On top of their day-to-day business of educating students, right now educators are in the midst of an incredibly important added responsibility: planning for next year.
Schools and districts across the nation are busy developing goals, strategies, budgets, calendars, lesson plans and the like – the number of meetings and volume of paper would shock anyone not familiar with the process.
However, planning for college and career readiness is often reduced to a single event, such as a college day or career fair, oftentimes reserved for upperclassmen. That simply is not enough to guarantee students graduate college and career ready. Educators should incorporate coverage across grade levels, grade-level-appropriate lessons and activities, and continual reinforcement that students have it in them to succeed.
And a good place to start is the annual planning process. Regardless of role, every education stakeholder has the responsibility to treat college and career readiness as one of their primary goals. Here are some suggestions to help make that happen:
- School Boards: Review your district’s vision, mission, and goals…are they explicit when it comes to college and career readiness? When reviewing budgets and other planning documents for next year, specifically ask how those plans will further college and career readiness.
- Superintendents: Continuously re-enforce to your principals and staff that college and career readiness is a priority. Develop specific, measurable readiness goals and hold everyone (including yourself) accountable for achieving them.

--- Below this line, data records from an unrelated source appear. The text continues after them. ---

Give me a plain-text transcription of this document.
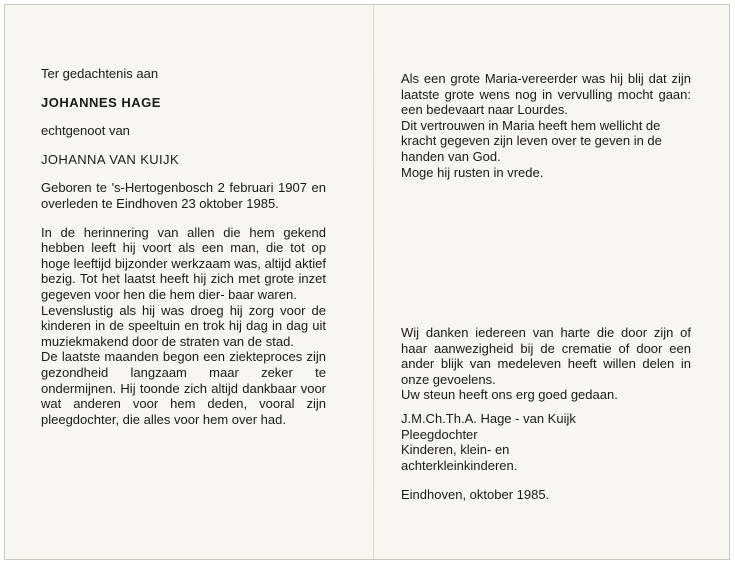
Ter gedachtenis aan

JOHANNES HAGE

echtgenoot van

JOHANNA VAN KUIJK

Geboren te 's-Hertogenbosch 2 februari 1907 en overleden te Eindhoven 23 oktober 1985.

In de herinnering van allen die hem gekend hebben leeft hij voort als een man, die tot op hoge leeftijd bijzonder werkzaam was, altijd aktief bezig. Tot het laatst heeft hij zich met grote inzet gegeven voor hen die hem dier- baar waren.

Levenslustig als hij was droeg hij zorg voor de kinderen in de speeltuin en trok hij dag in dag uit muziekmakend door de straten van de stad.

De laatste maanden begon een ziekteproces zijn gezondheid langzaam maar zeker te ondermijnen. Hij toonde zich altijd dankbaar voor wat anderen voor hem deden, vooral zijn pleegdochter, die alles voor hem over had.

Als een grote Maria-vereerder was hij blij dat zijn laatste grote wens nog in vervulling mocht gaan: een bedevaart naar Lourdes.

Dit vertrouwen in Maria heeft hem wellicht de kracht gegeven zijn leven over te geven in de handen van God.

Moge hij rusten in vrede.

Wij danken iedereen van harte die door zijn of haar aanwezigheid bij de crematie of door een ander blijk van medeleven heeft willen delen in onze gevoelens.

Uw steun heeft ons erg goed gedaan.

J.M.Ch.Th.A. Hage - van Kuijk

Pleegdochter

Kinderen, klein- en

achterkleinkinderen.

Eindhoven, oktober 1985.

- Principals: Help your teachers and counselors translate district goals into classroom-ready lesson plans and activities. Ensure every school-wide plan for next year makes college and career readiness a priority.
- Teachers and Counselors: In addition to academics, help your students develop a growth mindset and love for learning. Pepper lesson plans with enrichment activities designed to inspire and motivate students to pursue their postsecondary dreams.
- Parents: Attend school board meetings and other planning meetings. Ask what the district is doing to ensure your child graduates college and career ready.
- Students: Make sure your teachers and counselors know your future plans, ask for their guidance and help in achieving them.
- Local Businesses: Ask to meet with district and school leaders, make sure they know the hard and soft skills you seek in new hires. Offer your company’s help (volunteers, funding, etc.) to incorporate those skills into the academic program.